TERJERAT IKATAN PERNIKAHAN

TERJERAT IKATAN PERNIKAHAN
Bab 62


Amera dan mama Ressa kini berada di ruang tamu.


"Gimana, Al sudah hubungi kamu dia pergi kemana?" Mama Ressa menatap menantunya yang tampak cemas.


"Belum, ma. Aku tadi udah coba telepon tapi gak diangkat. Terus Udah aku coba chat gak dibalas juga."


Wanita paruh baya itu mengusap bahu Amera.


"Kamu nggak usah khawatir. Mungkin ada urusan pekerjaan. Oke?!"


Amera pun menganggukan kepalanya lemah. "Ya udah daripada bete kayak gitu mending kita have fun jalan-jalan temenin Mama mau? Mama bosan di rumah terus."


Perempuan itu mendoakan wajahnya. "Kemana, Ma?"


Mam Ressa tampak berpikir. "Kemana ya? Ke mana-mana yang penting kita have fun. Oke?!"


"Iya, Ma. Kalau gitu aku ganti baju dulu sebentar."

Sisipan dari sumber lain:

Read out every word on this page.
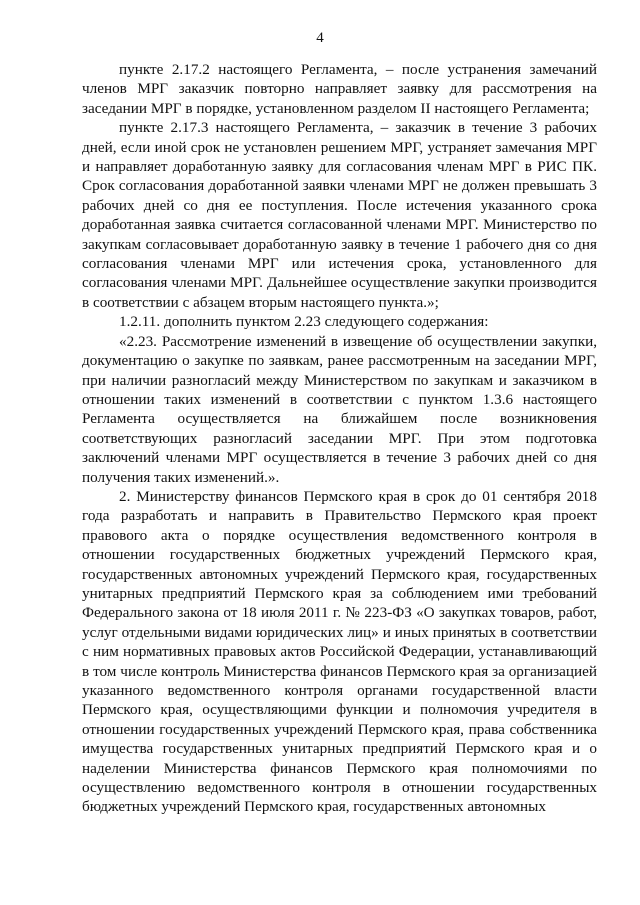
4

пункте 2.17.2 настоящего Регламента, – после устранения замечаний членов МРГ заказчик повторно направляет заявку для рассмотрения на заседании МРГ в порядке, установленном разделом II настоящего Регламента;

пункте 2.17.3 настоящего Регламента, – заказчик в течение 3 рабочих дней, если иной срок не установлен решением МРГ, устраняет замечания МРГ и направляет доработанную заявку для согласования членам МРГ в РИС ПК. Срок согласования доработанной заявки членами МРГ не должен превышать 3 рабочих дней со дня ее поступления. После истечения указанного срока доработанная заявка считается согласованной членами МРГ. Министерство по закупкам согласовывает доработанную заявку в течение 1 рабочего дня со дня согласования членами МРГ или истечения срока, установленного для согласования членами МРГ. Дальнейшее осуществление закупки производится в соответствии с абзацем вторым настоящего пункта.»;

1.2.11. дополнить пунктом 2.23 следующего содержания:

«2.23. Рассмотрение изменений в извещение об осуществлении закупки, документацию о закупке по заявкам, ранее рассмотренным на заседании МРГ, при наличии разногласий между Министерством по закупкам и заказчиком в отношении таких изменений в соответствии с пунктом 1.3.6 настоящего Регламента осуществляется на ближайшем после возникновения соответствующих разногласий заседании МРГ. При этом подготовка заключений членами МРГ осуществляется в течение 3 рабочих дней со дня получения таких изменений.».

2. Министерству финансов Пермского края в срок до 01 сентября 2018 года разработать и направить в Правительство Пермского края проект правового акта о порядке осуществления ведомственного контроля в отношении государственных бюджетных учреждений Пермского края, государственных автономных учреждений Пермского края, государственных унитарных предприятий Пермского края за соблюдением ими требований Федерального закона от 18 июля 2011 г. № 223-ФЗ «О закупках товаров, работ, услуг отдельными видами юридических лиц» и иных принятых в соответствии с ним нормативных правовых актов Российской Федерации, устанавливающий в том числе контроль Министерства финансов Пермского края за организацией указанного ведомственного контроля органами государственной власти Пермского края, осуществляющими функции и полномочия учредителя в отношении государственных учреждений Пермского края, права собственника имущества государственных унитарных предприятий Пермского края и о наделении Министерства финансов Пермского края полномочиями по осуществлению ведомственного контроля в отношении государственных бюджетных учреждений Пермского края, государственных автономных
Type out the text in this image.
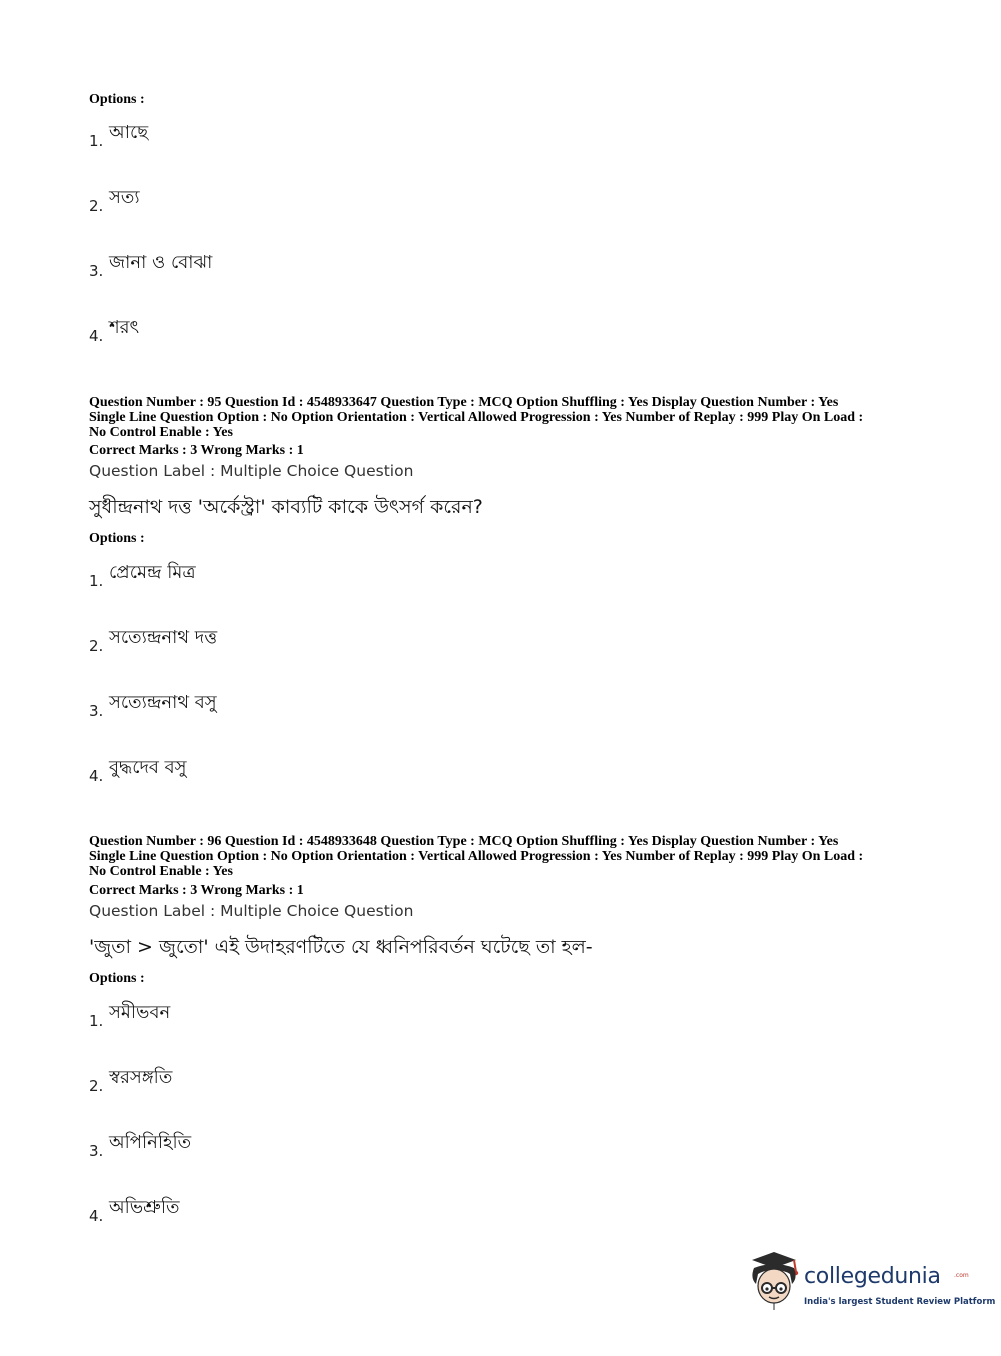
Options :
1. আছে
2. সত্য
3. জানা ও বোঝা
4. শরৎ
Question Number : 95 Question Id : 4548933647 Question Type : MCQ Option Shuffling : Yes Display Question Number : Yes
Single Line Question Option : No Option Orientation : Vertical Allowed Progression : Yes Number of Replay : 999 Play On Load :
No Control Enable : Yes
Correct Marks : 3 Wrong Marks : 1
Question Label : Multiple Choice Question
সুধীন্দ্রনাথ দত্ত 'অর্কেস্ট্রা' কাব্যটি কাকে উৎসর্গ করেন?
Options :
1. প্রেমেন্দ্র মিত্র
2. সত্যেন্দ্রনাথ দত্ত
3. সত্যেন্দ্রনাথ বসু
4. বুদ্ধদেব বসু
Question Number : 96 Question Id : 4548933648 Question Type : MCQ Option Shuffling : Yes Display Question Number : Yes
Single Line Question Option : No Option Orientation : Vertical Allowed Progression : Yes Number of Replay : 999 Play On Load :
No Control Enable : Yes
Correct Marks : 3 Wrong Marks : 1
Question Label : Multiple Choice Question
'জুতা > জুতো' এই উদাহরণটিতে যে ধ্বনিপরিবর্তন ঘটেছে তা হল-
Options :
1. সমীভবন
2. স্বরসঙ্গতি
3. অপিনিহিতি
4. অভিশ্রুতি
collegedunia .com
India's largest Student Review Platform
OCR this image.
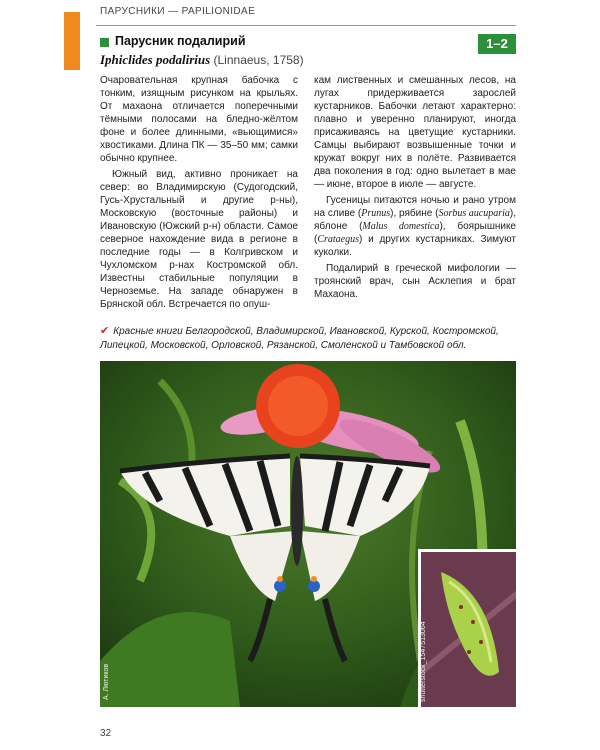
ПАРУСНИКИ — PAPILIONIDAE
Парусник подалирий
Iphiclides podalirius (Linnaeus, 1758)
1–2

Очаровательная крупная бабочка с тонким, изящным рисунком на крыльях. От махаона отличается поперечными тёмными полосами на бледно-жёлтом фоне и более длинными, «вьющимися» хвостиками. Длина ПК — 35–50 мм; самки обычно крупнее.

Южный вид, активно проникает на север: во Владимирскую (Судогодский, Гусь-Хрустальный и другие р-ны), Московскую (восточные районы) и Ивановскую (Южский р-н) области. Самое северное нахождение вида в регионе в последние годы — в Колгривском и Чухломском р-нах Костромской обл. Известны стабильные популяции в Черноземье. На западе обнаружен в Брянской обл. Встречается по опуш-

кам лиственных и смешанных лесов, на лугах придерживается зарослей кустарников. Бабочки летают характерно: плавно и уверенно планируют, иногда присаживаясь на цветущие кустарники. Самцы выбирают возвышенные точки и кружат вокруг них в полёте. Развивается два поколения в год: одно вылетает в мае — июне, второе в июле — августе.

Гусеницы питаются ночью и рано утром на сливе (Prunus), рябине (Sorbus aucuparia), яблоне (Malus domestica), боярышнике (Crataegus) и других кустарниках. Зимуют куколки.

Подалирий в греческой мифологии — троянский врач, сын Асклепия и брат Махаона.

✔ Красные книги Белгородской, Владимирской, Ивановской, Курской, Костромской, Липецкой, Московской, Орловской, Рязанской, Смоленской и Тамбовской обл.
А. Лютиков	shutterstock_1547513064
32
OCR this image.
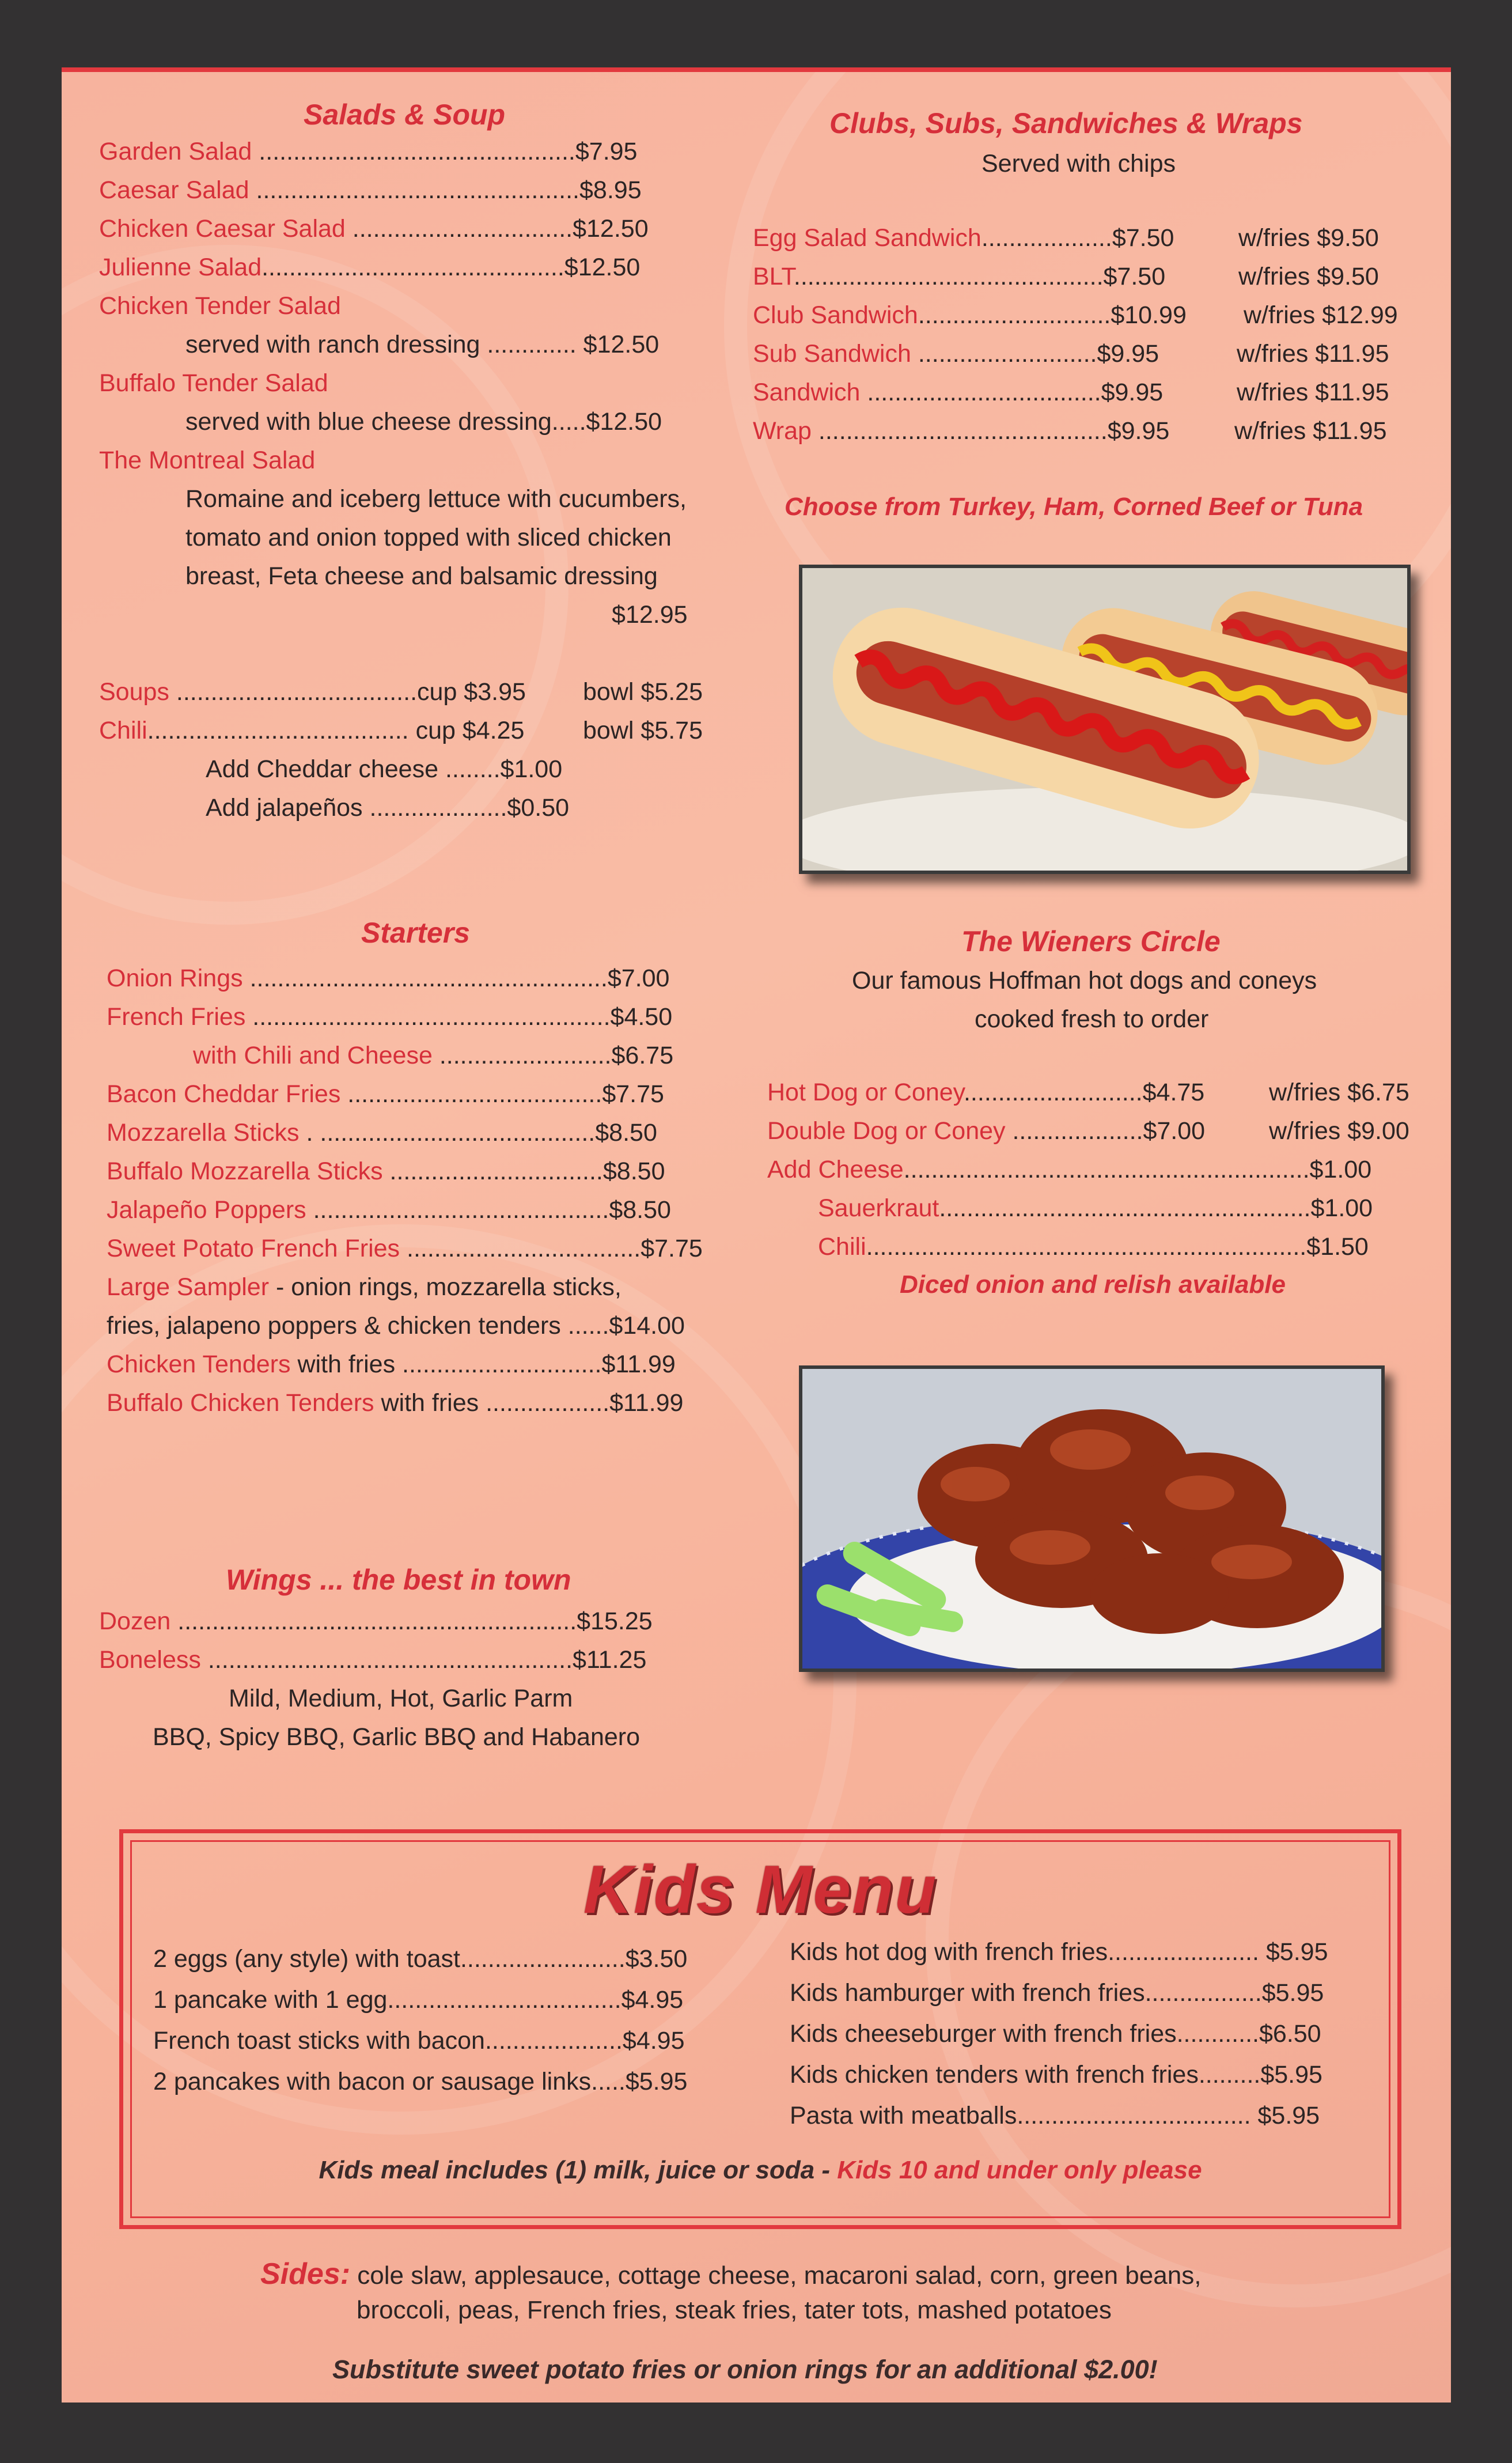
Salads & Soup
Garden Salad ..............................................$7.95
Caesar Salad ...............................................$8.95
Chicken Caesar Salad ................................$12.50
Julienne Salad............................................$12.50
Chicken Tender Salad
served with ranch dressing ............. $12.50
Buffalo Tender Salad
served with blue cheese dressing.....$12.50
The Montreal Salad
Romaine and iceberg lettuce with cucumbers,
tomato and onion topped with sliced chicken
breast, Feta cheese and balsamic dressing
$12.95
Soups ...................................cup $3.95 bowl $5.25
Chili...................................... cup $4.25 bowl $5.75
Add Cheddar cheese ........$1.00
Add jalapeños ....................$0.50
Clubs, Subs, Sandwiches & Wraps
Served with chips
Egg Salad Sandwich...................$7.50	w/fries $9.50
BLT.............................................$7.50	w/fries $9.50
Club Sandwich............................$10.99 w/fries $12.99
Sub Sandwich ..........................$9.95	w/fries $11.95
Sandwich ..................................$9.95	w/fries $11.95
Wrap ..........................................$9.95	w/fries $11.95
Choose from Turkey, Ham, Corned Beef or Tuna
Starters
Onion Rings ....................................................$7.00
French Fries ....................................................$4.50
with Chili and Cheese .........................$6.75
Bacon Cheddar Fries .....................................$7.75
Mozzarella Sticks . ........................................$8.50
Buffalo Mozzarella Sticks ...............................$8.50
Jalapeño Poppers ...........................................$8.50
Sweet Potato French Fries ..................................$7.75
Large Sampler - onion rings, mozzarella sticks,
fries, jalapeno poppers & chicken tenders ......$14.00
Chicken Tenders with fries .............................$11.99
Buffalo Chicken Tenders with fries ..................$11.99
The Wieners Circle
Our famous Hoffman hot dogs and coneys
cooked fresh to order
Hot Dog or Coney..........................$4.75	w/fries $6.75
Double Dog or Coney ...................$7.00	w/fries $9.00
Add Cheese...........................................................$1.00
Sauerkraut......................................................$1.00
Chili................................................................$1.50
Diced onion and relish available
Wings ... the best in town
Dozen ..........................................................$15.25
Boneless .....................................................$11.25
Mild, Medium, Hot, Garlic Parm
BBQ, Spicy BBQ, Garlic BBQ and Habanero
Kids Menu
2 eggs (any style) with toast........................$3.50
1 pancake with 1 egg..................................$4.95
French toast sticks with bacon....................$4.95
2 pancakes with bacon or sausage links.....$5.95
Kids hot dog with french fries...................... $5.95
Kids hamburger with french fries.................$5.95
Kids cheeseburger with french fries............$6.50
Kids chicken tenders with french fries.........$5.95
Pasta with meatballs.................................. $5.95
Kids meal includes (1) milk, juice or soda - Kids 10 and under only please
Sides: cole slaw, applesauce, cottage cheese, macaroni salad, corn, green beans,
broccoli, peas, French fries, steak fries, tater tots, mashed potatoes
Substitute sweet potato fries or onion rings for an additional $2.00!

"Ok. Mama tunggu kamu di sini. "


Amera beranjak dari sana guna mengganti pakaiannya. Senyum mema Ressa perlahan memudar saat Amera sudah pergi dari sana. Sebenarnya dia juga mencemaskan Al. Tapi dia berusaha menutupi perasaan itu di depan Amera,antaran ia tidak mau membuat menantunya semakin cemas.


***


Sementara di tempat kediaman rumah Revan. Pak Indra tampak sedang mengobrol bersama istrinya. Beliau duduk di tepi ranjang tempat tidur, sedangkan Bu Marina duduk menghadap cermin.


"Pa, Mama hari ini rencananya mau ke salon. Lihat deh, Pa! Rambut mama udah lepek, udah jarang di creambath. Kuku Mama juga udah ada yang patah. Papa temenin Mama bisa kan?" Pinta wanita itu sambil terus menatap pantulan wajahnya di cermin.


Pak Indra menghela napas berat. "Mama pergi sendiri aja ya. Soalnya papa nanti ada urusan. Rencananya hari ini Papa mau ke Yogyakarta."


"Ke Yogya hari ini, Pa? Kok mendadak sih?" Wanita itu nampaknya terkejut.


"Iya, Ma. Soalnya barusan, partner bisnis Papa kirim pesan katanya Papa harus ke sana sekarang. Ada sedikit masalah di sana."


"Oh, gitu ya, Pa. Ya udah deh nanti mama pergi sendiri aja." Ada nada kecewa yang terdengar dari nada bicara Bu Marina.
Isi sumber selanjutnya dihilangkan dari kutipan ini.